Example pseudo code below:
data Option
= Help
| Opt1 Int Double String
handleOption :: Option -> IO ()
handleOption option = case option of
Help -> handleHelp
opt1 @ Opt1{} -> handleOpt1 opt1
handleHelp :: IO ()
handleHelp = print "help"
handleOpt1 :: Option:Opt1 -> IO ()
handleOpt1 (Opt1 n f s) = print (n, f, s)
You can use GADTs for this.
{-# LANGUAGE GADTs #-}
data Option a where
Help :: Option ()
Opt1 :: Int -> Double -> String -> Option (Int, Double, String)
handleOption :: Option a -> IO ()
handleOption option = case option of
Help -> handleHelp
opt1 @ Opt1{} -> handleOpt1 opt1
handleHelp :: IO ()
handleHelp = print "help"
handleOpt1 :: Option (Int, Double, String) -> IO ()
handleOpt1 (Opt1 n f s) = print (n, f, s)

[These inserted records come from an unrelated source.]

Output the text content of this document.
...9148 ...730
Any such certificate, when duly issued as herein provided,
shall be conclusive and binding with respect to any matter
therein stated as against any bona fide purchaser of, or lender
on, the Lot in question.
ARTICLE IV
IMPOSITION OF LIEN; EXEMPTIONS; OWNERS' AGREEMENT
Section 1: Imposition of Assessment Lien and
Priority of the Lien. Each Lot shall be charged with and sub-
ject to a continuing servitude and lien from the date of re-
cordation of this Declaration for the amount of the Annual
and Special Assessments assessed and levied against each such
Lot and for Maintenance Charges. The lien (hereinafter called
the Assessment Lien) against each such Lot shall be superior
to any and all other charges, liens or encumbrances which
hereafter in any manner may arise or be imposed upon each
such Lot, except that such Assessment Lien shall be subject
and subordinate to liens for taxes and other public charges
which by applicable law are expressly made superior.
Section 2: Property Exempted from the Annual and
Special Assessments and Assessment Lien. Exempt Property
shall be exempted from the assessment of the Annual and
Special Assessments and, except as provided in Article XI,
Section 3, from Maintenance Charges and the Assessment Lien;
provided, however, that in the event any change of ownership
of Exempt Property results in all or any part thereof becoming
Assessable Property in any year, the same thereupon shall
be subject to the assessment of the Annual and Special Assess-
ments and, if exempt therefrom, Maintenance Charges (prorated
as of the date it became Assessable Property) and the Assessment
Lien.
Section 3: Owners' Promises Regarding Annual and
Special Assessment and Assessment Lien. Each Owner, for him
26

With GADTs, you give more type information to the compiler. For handleOpt1, since it only accepts Option (Int, Double, String), the compiler knows Option () (i.e. Help) will never be passed in.
That said, using GADTs makes quite a few other things harder. For instance, automatic deriving (e.g. deriving (Eq, Show)) generally doesn't work with them. You should carefully consider the pros and cons of using them in your case.